The Opening: A Personal Reflection

Laurie Marks Life Musings Leave a Comment

If you’ve been reading my blogs, you know I stick to less personal topics. Not this month.

One of the reasons I chose to pursue Yoga Therapy is because it puts me on the hook. And in fact I am constantly reminded in training that if I don’t practice what I teach my clients, it can undermine my ability to appropriately and effectively adapt the practice to meet the student’s needs. I also recall that when I started thinking about leaving the corporate world, I specifically set out to explore work that would allow me to feel strongly in service to others. When the ah-ha moment came with a certainty I’ve known only a few other times in my life, it propelled me to jump into a four year certification program for which I had to wait over a year before starting.

But the growth of Rocky Mountain Yoga has come at it’s own speed, which hasn’t been fast enough for me.
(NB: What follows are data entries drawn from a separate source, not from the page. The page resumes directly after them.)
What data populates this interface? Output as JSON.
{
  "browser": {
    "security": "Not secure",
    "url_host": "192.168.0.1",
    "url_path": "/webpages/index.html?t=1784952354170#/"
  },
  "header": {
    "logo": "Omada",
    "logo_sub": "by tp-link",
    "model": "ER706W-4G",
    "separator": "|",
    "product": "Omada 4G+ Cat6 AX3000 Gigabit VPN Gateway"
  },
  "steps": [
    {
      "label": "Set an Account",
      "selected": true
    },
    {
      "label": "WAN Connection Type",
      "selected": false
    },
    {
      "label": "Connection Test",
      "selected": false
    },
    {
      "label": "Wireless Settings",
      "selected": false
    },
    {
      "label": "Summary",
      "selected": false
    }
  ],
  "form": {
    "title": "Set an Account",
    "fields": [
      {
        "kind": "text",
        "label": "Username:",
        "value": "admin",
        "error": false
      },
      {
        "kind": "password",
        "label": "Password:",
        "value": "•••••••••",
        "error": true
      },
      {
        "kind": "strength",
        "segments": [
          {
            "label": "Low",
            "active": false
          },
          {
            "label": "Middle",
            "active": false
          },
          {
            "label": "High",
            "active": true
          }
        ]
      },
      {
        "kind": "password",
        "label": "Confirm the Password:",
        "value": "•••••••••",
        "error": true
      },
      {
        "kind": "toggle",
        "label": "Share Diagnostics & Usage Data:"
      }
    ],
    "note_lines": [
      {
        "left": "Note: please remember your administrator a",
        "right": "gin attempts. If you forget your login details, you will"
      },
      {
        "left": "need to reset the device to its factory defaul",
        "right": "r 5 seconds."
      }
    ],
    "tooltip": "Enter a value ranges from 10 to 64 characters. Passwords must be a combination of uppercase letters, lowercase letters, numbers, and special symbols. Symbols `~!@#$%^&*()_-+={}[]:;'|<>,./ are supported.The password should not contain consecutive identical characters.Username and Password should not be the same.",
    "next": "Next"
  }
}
This has caused anxiety, sleeplessness and the mid back pain I used to get, pain I eventually realized is a barometer of my mental, emotional and spiritual health (do you have such a barometer?). I don’t know why I thought I would be immune to the counsel I heard from so many. Building a referral based business takes years. I’ve learned it’s not only building clients’ trust in me but more importantly, building self-trust, trust in my own knowledge and abilities.

I started to look for a second job, all the while swallowing hard.  I realize that I’ve been gripping too hard trying to make things happen. And then, as my gripping* knuckles turned white, fear set in and a quote I came across from Rumi: “Move, but don’t move the way fear makes you move.” I wrote this in a dry eraser on my bathroom mirror so I am mindful of not moving in a direction driven by fear. Not only has Rumi offered me guidance but also, an ever-present theme over these past several weeks has allowed me to loosen my grip. The theme is one of untethering to what I think should happen and surrendering to whatever may present. Saying “yes” to it all. To be continued.

“The only permanent solution to your problems is to go inside and let go of the part of you that seems to have so many problems with reality. Once you do that, you’ll be clear enough to deal with what’s left.”  ~ Michael A. Singer, The Untethered Soul: The Journey Beyond Yourself (I highly recommend the audio version-this was a life changer for me)

“Am I better off making up an alternate reality in my mind and then fighting with reality to make it be my way, or am I better off letting go of what I want and serving the same forces of reality that managed to create the entire perfection of the universe around me?” ~ Michael A. Singer, The Surrender Experiment: My Journey Into Life’s Perfection

“If you align in any moment with the flow of life as it presents itself, all will unfold in the right way at the right time with a certain spontaneity and ease.” ~ Tosha Silver’s book Outrageous Openness

* The Yoga Sutras (11.3) tell us that not only attachment but also, aversion, ego, clinging to life and ignorance – known as the klesas in sanskrit – obstruct the mind from realizing its true nature.